Theatre can be child's play
The National Theatre of Scotland has come up with what looks like a winning formula for its schools and community work, to judge by its production of Arthur Miller's The Crucible.
It is always good for the box office to tour a modern classic found in many a classroom cupboard, but the NTS trumps that by casting it with a spine of nine professional actors and then inviting local schoolchildren and amateurs to take the supporting roles.
Then, with the costs cut and the tickets sold, the NTS can afford a level of local theatre education that must make the Scottish Community Drama Association envious and any part-time actor or schoolteacher rhapsodic.
Former headteacher Liz Mitchell, for example, who played Mrs Putnam in the special Glasgow rehearsal group, told of the huge amount she had learned, and "the thrill of working alongside people who had been with the Royal National Theatre and RSC".
TAG Theatre Company, last seen in residence at Dalbeattie Academy, is in charge of the production, and Guy Hollands rehearsed the professionals and their supporting amateurs in the Citizens Theatre, TAG's new Glasgow home.
Five parallel casts were also rehearsed for the performances at Livingston, Cumbernauld, Findhorn, the Byre in St Andrews and the Irvine Magnum.
Assistant director Gordon Barr kept all five companies in step with Glasgow with the help of video recordings.
Because of the demanding rehearsal schedule, inevitably the 16 community players (self-selected) were mainly third-age people, often time-served in amateur drama, and young drama students, but importantly at every theatre at least six of the roles went to schoolchildren. The big question for the theatre-goer, of course, was would this professionalamateur mix work?
To judge from the tour launch at the Howden Park Centre in Livingston, it works well enough. The four pupils from Bathgate Academy and the two from St Margaret's, alongside the other local players, were word-perfect, disciplined and faultlessly supported a production that held the audience from start to finish.
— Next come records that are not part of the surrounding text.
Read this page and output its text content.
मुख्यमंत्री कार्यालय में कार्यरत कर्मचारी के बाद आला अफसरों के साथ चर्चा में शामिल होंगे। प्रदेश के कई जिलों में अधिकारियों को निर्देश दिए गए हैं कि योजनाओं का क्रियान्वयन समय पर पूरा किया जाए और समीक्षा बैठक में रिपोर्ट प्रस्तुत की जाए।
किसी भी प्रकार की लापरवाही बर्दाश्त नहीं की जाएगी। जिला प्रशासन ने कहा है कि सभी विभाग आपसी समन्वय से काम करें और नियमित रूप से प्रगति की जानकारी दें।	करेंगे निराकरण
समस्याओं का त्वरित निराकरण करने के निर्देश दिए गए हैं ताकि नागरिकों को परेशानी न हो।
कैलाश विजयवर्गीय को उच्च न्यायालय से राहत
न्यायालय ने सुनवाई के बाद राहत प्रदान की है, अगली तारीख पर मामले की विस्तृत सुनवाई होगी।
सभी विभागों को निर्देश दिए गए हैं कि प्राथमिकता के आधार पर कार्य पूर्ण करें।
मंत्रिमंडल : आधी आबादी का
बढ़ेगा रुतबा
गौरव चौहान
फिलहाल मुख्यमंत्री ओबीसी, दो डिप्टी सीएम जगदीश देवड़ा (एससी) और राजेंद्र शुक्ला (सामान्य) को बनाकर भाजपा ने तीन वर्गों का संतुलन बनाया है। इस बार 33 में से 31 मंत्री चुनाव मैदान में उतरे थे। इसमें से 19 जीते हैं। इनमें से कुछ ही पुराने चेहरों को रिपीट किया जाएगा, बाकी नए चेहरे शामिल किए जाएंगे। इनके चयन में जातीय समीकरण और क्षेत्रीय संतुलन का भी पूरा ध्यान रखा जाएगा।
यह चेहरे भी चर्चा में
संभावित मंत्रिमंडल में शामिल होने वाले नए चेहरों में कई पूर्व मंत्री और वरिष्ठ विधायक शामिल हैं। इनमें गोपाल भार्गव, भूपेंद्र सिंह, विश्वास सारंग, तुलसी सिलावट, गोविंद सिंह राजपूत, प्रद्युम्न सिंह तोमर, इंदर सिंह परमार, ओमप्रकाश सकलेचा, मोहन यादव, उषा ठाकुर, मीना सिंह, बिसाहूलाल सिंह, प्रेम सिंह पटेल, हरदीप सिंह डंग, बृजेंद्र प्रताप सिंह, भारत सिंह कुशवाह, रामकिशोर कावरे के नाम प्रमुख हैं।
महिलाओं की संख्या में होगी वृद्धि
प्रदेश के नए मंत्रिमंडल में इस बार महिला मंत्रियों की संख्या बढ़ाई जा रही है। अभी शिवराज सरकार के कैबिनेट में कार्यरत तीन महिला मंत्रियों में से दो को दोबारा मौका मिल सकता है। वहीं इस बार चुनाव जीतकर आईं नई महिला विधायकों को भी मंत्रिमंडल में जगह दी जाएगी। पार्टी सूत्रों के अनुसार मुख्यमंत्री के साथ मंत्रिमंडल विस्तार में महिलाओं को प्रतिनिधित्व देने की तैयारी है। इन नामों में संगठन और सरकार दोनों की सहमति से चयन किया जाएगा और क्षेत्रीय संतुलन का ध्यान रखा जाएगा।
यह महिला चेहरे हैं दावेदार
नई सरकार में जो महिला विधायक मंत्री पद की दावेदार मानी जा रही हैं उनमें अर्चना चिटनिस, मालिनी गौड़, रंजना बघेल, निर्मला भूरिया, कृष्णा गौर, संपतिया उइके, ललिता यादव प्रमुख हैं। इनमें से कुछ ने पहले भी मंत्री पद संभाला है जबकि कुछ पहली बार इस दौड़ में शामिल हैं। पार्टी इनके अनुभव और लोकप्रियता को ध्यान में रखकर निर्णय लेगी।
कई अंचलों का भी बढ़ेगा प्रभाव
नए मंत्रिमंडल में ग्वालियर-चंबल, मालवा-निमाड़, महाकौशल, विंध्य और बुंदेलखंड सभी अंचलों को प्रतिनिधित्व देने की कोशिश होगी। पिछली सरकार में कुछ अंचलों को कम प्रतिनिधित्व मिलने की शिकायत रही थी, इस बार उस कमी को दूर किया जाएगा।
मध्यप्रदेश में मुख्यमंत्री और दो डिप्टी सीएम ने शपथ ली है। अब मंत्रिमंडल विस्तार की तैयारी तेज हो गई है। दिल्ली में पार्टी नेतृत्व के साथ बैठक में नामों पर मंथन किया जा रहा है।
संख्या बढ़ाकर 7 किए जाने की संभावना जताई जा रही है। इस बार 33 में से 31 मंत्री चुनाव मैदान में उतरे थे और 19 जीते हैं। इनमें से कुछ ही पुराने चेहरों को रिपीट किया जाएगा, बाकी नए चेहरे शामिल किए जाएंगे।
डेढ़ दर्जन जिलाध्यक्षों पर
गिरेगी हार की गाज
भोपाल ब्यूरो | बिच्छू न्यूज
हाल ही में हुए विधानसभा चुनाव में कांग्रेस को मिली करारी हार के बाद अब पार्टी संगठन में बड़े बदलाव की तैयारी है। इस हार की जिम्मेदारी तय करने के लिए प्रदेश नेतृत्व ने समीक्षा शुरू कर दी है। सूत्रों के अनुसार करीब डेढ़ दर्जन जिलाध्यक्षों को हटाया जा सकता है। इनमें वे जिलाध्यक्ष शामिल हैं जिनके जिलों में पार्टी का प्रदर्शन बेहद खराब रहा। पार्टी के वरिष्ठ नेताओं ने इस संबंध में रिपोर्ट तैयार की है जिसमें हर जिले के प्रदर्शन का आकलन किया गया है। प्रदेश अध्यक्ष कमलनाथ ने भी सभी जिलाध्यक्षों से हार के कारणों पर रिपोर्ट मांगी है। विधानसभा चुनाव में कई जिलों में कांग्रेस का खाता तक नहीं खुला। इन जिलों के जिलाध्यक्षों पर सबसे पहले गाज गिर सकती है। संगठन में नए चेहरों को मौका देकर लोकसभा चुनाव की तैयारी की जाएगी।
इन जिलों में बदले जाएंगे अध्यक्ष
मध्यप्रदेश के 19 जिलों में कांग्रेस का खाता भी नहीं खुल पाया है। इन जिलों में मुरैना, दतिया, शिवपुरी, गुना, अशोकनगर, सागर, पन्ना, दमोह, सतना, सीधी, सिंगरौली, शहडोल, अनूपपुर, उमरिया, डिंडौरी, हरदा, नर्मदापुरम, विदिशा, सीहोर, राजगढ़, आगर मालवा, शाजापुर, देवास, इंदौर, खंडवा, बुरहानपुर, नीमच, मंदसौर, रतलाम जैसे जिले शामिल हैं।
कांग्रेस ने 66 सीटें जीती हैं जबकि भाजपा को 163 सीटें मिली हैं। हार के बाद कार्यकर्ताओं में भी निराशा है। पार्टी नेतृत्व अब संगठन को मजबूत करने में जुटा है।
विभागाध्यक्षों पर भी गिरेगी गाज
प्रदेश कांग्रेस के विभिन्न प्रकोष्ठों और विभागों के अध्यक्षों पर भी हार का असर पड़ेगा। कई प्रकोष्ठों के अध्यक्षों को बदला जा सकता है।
The TAG team gave them every support. Moley Campbell's stage design evoked the poverty with a shallow wooden stage backed by skeletal timber and wheat straw. Paul Sorley heightened the action with gently melodramatic ground and back lighting, and Guy Hollands' taut and persuasive direction helped blur most of the difference in performance skills between the NTS cadre and their community support.
There was a perceptible change of gear when the full-timers were given their head. Ian Hanmore, aloof in his absolutism, is always cool and deliberate as the hanging judge, Samantha Young is a sexy and malevolent Abigail Williams, and Miller's final scene, of the Proctors' leave-taking before their execution, is movingly handled by Owen Gorman and Lorna McDevitt.
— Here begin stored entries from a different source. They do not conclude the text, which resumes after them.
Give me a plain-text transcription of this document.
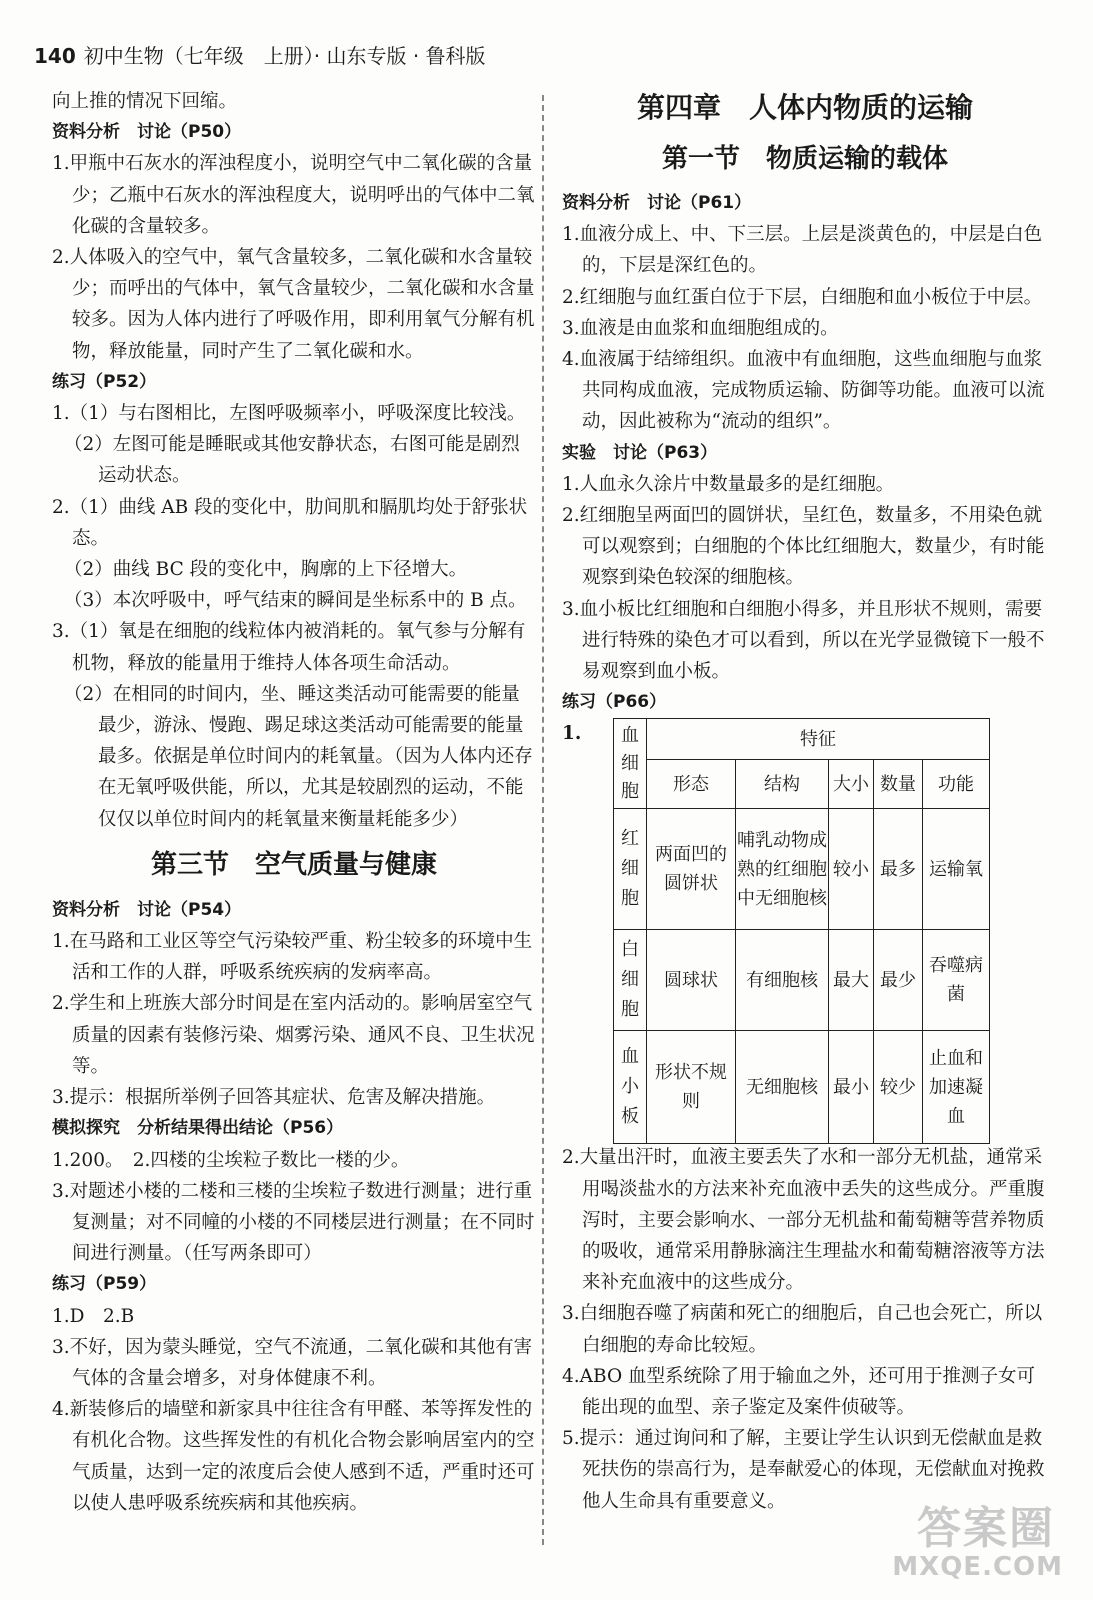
140 初中生物（七年级　上册）· 山东专版 · 鲁科版

向上推的情况下回缩。

资料分析　讨论（P50）

1.甲瓶中石灰水的浑浊程度小，说明空气中二氧化碳的含量少；乙瓶中石灰水的浑浊程度大，说明呼出的气体中二氧化碳的含量较多。

2.人体吸入的空气中，氧气含量较多，二氧化碳和水含量较少；而呼出的气体中，氧气含量较少，二氧化碳和水含量较多。因为人体内进行了呼吸作用，即利用氧气分解有机物，释放能量，同时产生了二氧化碳和水。

练习（P52）

1.（1）与右图相比，左图呼吸频率小，呼吸深度比较浅。

（2）左图可能是睡眠或其他安静状态，右图可能是剧烈运动状态。

2.（1）曲线 AB 段的变化中，肋间肌和膈肌均处于舒张状态。

（2）曲线 BC 段的变化中，胸廓的上下径增大。

（3）本次呼吸中，呼气结束的瞬间是坐标系中的 B 点。

3.（1）氧是在细胞的线粒体内被消耗的。氧气参与分解有机物，释放的能量用于维持人体各项生命活动。

（2）在相同的时间内，坐、睡这类活动可能需要的能量最少，游泳、慢跑、踢足球这类活动可能需要的能量最多。依据是单位时间内的耗氧量。（因为人体内还存在无氧呼吸供能，所以，尤其是较剧烈的运动，不能仅仅以单位时间内的耗氧量来衡量耗能多少）

第三节　空气质量与健康

资料分析　讨论（P54）

1.在马路和工业区等空气污染较严重、粉尘较多的环境中生活和工作的人群，呼吸系统疾病的发病率高。

2.学生和上班族大部分时间是在室内活动的。影响居室空气质量的因素有装修污染、烟雾污染、通风不良、卫生状况等。

3.提示：根据所举例子回答其症状、危害及解决措施。

模拟探究　分析结果得出结论（P56）

1.200。　2.四楼的尘埃粒子数比一楼的少。

3.对题述小楼的二楼和三楼的尘埃粒子数进行测量；进行重复测量；对不同幢的小楼的不同楼层进行测量；在不同时间进行测量。（任写两条即可）

练习（P59）

1.D　2.B

3.不好，因为蒙头睡觉，空气不流通，二氧化碳和其他有害气体的含量会增多，对身体健康不利。

4.新装修后的墙壁和新家具中往往含有甲醛、苯等挥发性的有机化合物。这些挥发性的有机化合物会影响居室内的空气质量，达到一定的浓度后会使人感到不适，严重时还可以使人患呼吸系统疾病和其他疾病。

第四章　人体内物质的运输

第一节　物质运输的载体

资料分析　讨论（P61）

1.血液分成上、中、下三层。上层是淡黄色的，中层是白色的，下层是深红色的。

2.红细胞与血红蛋白位于下层，白细胞和血小板位于中层。

3.血液是由血浆和血细胞组成的。

4.血液属于结缔组织。血液中有血细胞，这些血细胞与血浆共同构成血液，完成物质运输、防御等功能。血液可以流动，因此被称为“流动的组织”。

实验　讨论（P63）

1.人血永久涂片中数量最多的是红细胞。

2.红细胞呈两面凹的圆饼状，呈红色，数量多，不用染色就可以观察到；白细胞的个体比红细胞大，数量少，有时能观察到染色较深的细胞核。

3.血小板比红细胞和白细胞小得多，并且形状不规则，需要进行特殊的染色才可以看到，所以在光学显微镜下一般不易观察到血小板。

练习（P66）

1. 血细胞	特征				
	形态	结构	大小	数量	功能
红细胞	两面凹的圆饼状	哺乳动物成熟的红细胞中无细胞核	较小	最多	运输氧
白细胞	圆球状	有细胞核	最大	最少	吞噬病菌
血小板	形状不规则	无细胞核	最小	较少	止血和加速凝血

2.大量出汗时，血液主要丢失了水和一部分无机盐，通常采用喝淡盐水的方法来补充血液中丢失的这些成分。严重腹泻时，主要会影响水、一部分无机盐和葡萄糖等营养物质的吸收，通常采用静脉滴注生理盐水和葡萄糖溶液等方法来补充血液中的这些成分。

3.白细胞吞噬了病菌和死亡的细胞后，自己也会死亡，所以白细胞的寿命比较短。

4.ABO 血型系统除了用于输血之外，还可用于推测子女可能出现的血型、亲子鉴定及案件侦破等。

5.提示：通过询问和了解，主要让学生认识到无偿献血是救死扶伤的崇高行为，是奉献爱心的体现，无偿献血对挽救他人生命具有重要意义。

答案圈
MXQE.COM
For the educationist, the production is, however, only the cream on the cake. As part of the process, NTS Learn and TAG have put education teams into the five areas since November to work with more than 500 people in school and community groups. Fourteen schools, from Findhorn to Irvine, were offered a team of five artists (drama, music, dance, digital and visual art) to work with a class for 20 weeks.
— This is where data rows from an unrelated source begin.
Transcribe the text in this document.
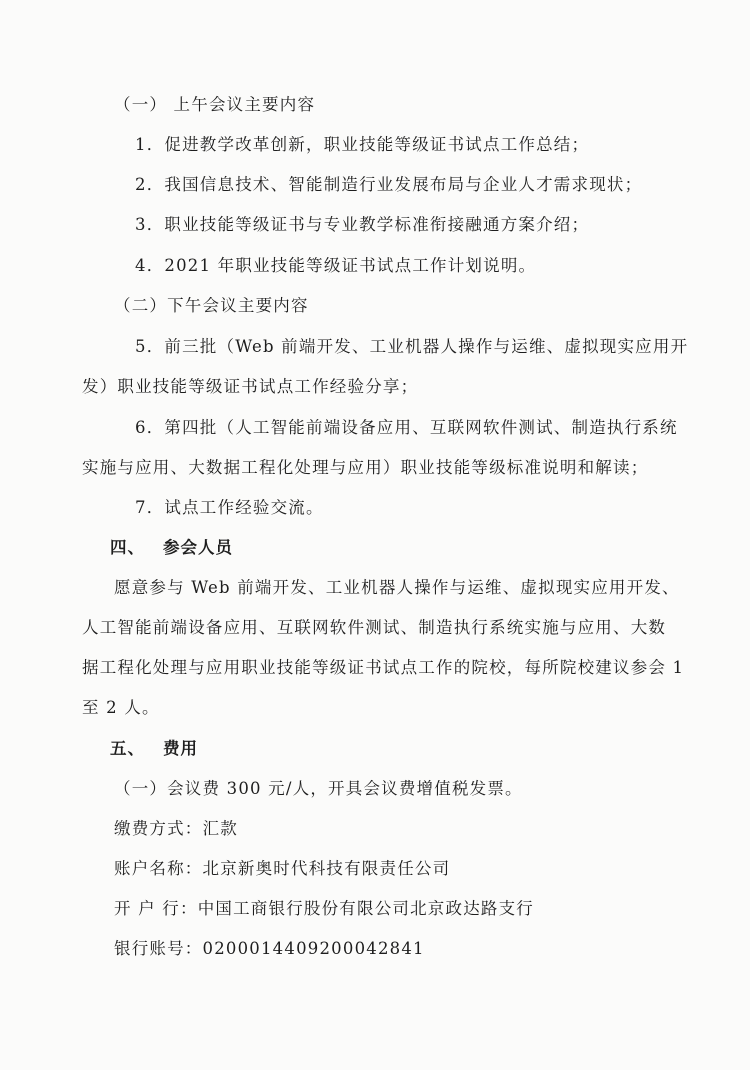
（一） 上午会议主要内容
1．促进教学改革创新，职业技能等级证书试点工作总结；
2．我国信息技术、智能制造行业发展布局与企业人才需求现状；
3．职业技能等级证书与专业教学标准衔接融通方案介绍；
4．2021 年职业技能等级证书试点工作计划说明。
（二）下午会议主要内容
5．前三批（Web 前端开发、工业机器人操作与运维、虚拟现实应用开
发）职业技能等级证书试点工作经验分享；
6．第四批（人工智能前端设备应用、互联网软件测试、制造执行系统
实施与应用、大数据工程化处理与应用）职业技能等级标准说明和解读；
7．试点工作经验交流。
四、 参会人员
愿意参与 Web 前端开发、工业机器人操作与运维、虚拟现实应用开发、
人工智能前端设备应用、互联网软件测试、制造执行系统实施与应用、大数
据工程化处理与应用职业技能等级证书试点工作的院校，每所院校建议参会 1
至 2 人。
五、 费用
（一）会议费 300 元/人，开具会议费增值税发票。
缴费方式：汇款
账户名称：北京新奥时代科技有限责任公司
开 户 行：中国工商银行股份有限公司北京政达路支行
银行账号：0200014409200042841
"Most of the schools embraced the idea," said Emily Ballard, TAG's creative learning director. "What surprised us was that, where we expected the third-year classes, it was more the Higher English and drama teachers who wanted the work.
At St Margaret's in Livingston, for example, the third year could benefit from the whole arts team, while the Higher drama group kept closer to their examination needs. At Ross High in Tranent, the team worked quite differently with the Higher English class, though elsewhere we discovered that visual artists could make a significant contribution to literature and drama work."
Despite this success, NTS Learn teams don't want to be seen as auxiliary teachers. The emphasis is on the creativity of learning. Their mantra is:
"you can't be creative without learning and you can't learn without being creative". To emphasise this, every theatre plans to display the artwork that derives from the collaboration.